Euro remains under pressure

Published on 11.01.2024 11:11

The Euro faces intense selling pressure while attempting to sustain above the crucial resistance of 1.0980 during the London session. The major currency pair corrects as the US Dollar Index (DXY) has recovered its entire losses generated in the Asian session. The USD Index has rebounded to near 102.40.

S&P500 futures have generated decent gains in the European session, portraying further improvement in the risk-appetite of the market participants. The 10-year US Treasury yields are hovering below 4%.
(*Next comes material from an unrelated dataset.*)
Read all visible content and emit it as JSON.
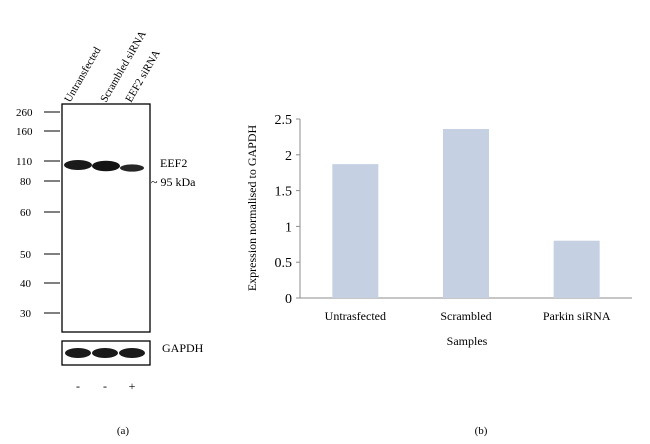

Investors are expected to face sheer volatility after the release of the United States Consumer Price Index (CPI) data for December, which will be published at 13:30 GMT. The headline inflation is expected to increase slightly while the core CPI is seen decelerating due to fall in prices of used cars.

Meanwhile, Fed policymakers continue to stay with a restrictive monetary policy stance until gets confidence that inflation will return to 2% in a sustainable manner. New York Fed Bank President Raphael Bostic said on Wednesday that more work is needed to achieve the 2% inflation target and it is still too early to discuss rate cuts.

On the Euro front, the broader performance from the old continent’s currency continues to remain upbeat as a rebound in preliminary Eurozone inflation has provided an argument to European Central Bank (ECB) policymakers to maintain the ‘higher for longer’ interest rates narrative.

ECB Governing Council member and Bank of France President, Francois Villeroy de Galhau, said on Thursday that he “commits to an inflation back at 2.0% by 2025.” He added that the French economy is expected to grow by 0.9% in 2024.